Re: Cannot recompile OpenVPN from sources

Reply #12
Quote from: jspaces – on
Thus the only way to get a clean environment without openssl 3.0.8 is to build the complete tool-chain using openssl-1.1.

I have also tried using the configuration switches but the linking fails:

Sad. Anyway, thank you VERY much for your efforts and time. I'm really sorry I made you dig all this that deep for me... Thanks a ton.

Re: Cannot recompile OpenVPN from sources

Reply #13
There is a package in the AUR which can provide clues on how to do this:
openvpn-openssl-1.0
One of the key lines that adapts it is this:
  export PKG_CONFIG_PATH=/usr/lib/openssl-1.0/pkgconfig
There is an openssl-1.1 in the repos, pkgconfig points the build system at the required lib versions when you have installed that alongside the regular openssl which most of the system uses.
As the Arch and AUR packages have systemd dependencies this PKGBUILD would need to be compared to the Artix one and adapted likewise.

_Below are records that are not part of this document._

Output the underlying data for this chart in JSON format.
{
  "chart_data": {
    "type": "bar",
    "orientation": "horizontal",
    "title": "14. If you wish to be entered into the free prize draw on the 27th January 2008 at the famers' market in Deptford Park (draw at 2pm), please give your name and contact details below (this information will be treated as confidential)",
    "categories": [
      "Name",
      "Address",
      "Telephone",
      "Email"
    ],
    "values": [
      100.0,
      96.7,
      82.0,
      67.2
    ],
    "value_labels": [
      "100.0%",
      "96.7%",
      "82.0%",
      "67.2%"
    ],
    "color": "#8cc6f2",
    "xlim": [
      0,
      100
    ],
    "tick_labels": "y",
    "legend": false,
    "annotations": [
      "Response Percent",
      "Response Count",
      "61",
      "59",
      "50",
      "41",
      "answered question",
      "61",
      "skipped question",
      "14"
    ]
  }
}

It might also be needed to build a particular version of OpenVPN to be compatible with the older openssl, I have no idea if this is the case though.

Re: Cannot recompile OpenVPN from sources

Reply #14
Quote from: ####### – on
There is a package in the AUR which can provide clues on how to do this:
openvpn-openssl-1.0
One of the key lines that adapts it is this:
  export PKG_CONFIG_PATH=/usr/lib/openssl-1.0/pkgconfig
There is an openssl-1.1 in the repos, pkgconfig points the build system at the required lib versions when you have installed that alongside the regular openssl which most of the system uses.
As the Arch and AUR packages have systemd dependencies this PKGBUILD would need to be compared to the Artix one and adapted likewise. It might also be needed to build a particular version of OpenVPN to be compatible with the older openssl, I have no idea if this is the case though.

Yes, trying it out now. But I get this. Dunno why:

Code: [Select]
==> Verifying source file signatures with gpg...
    openvpn git repo ... SIGNATURE NOT FOUND
==> ERROR: One or more PGP signatures could not be verified!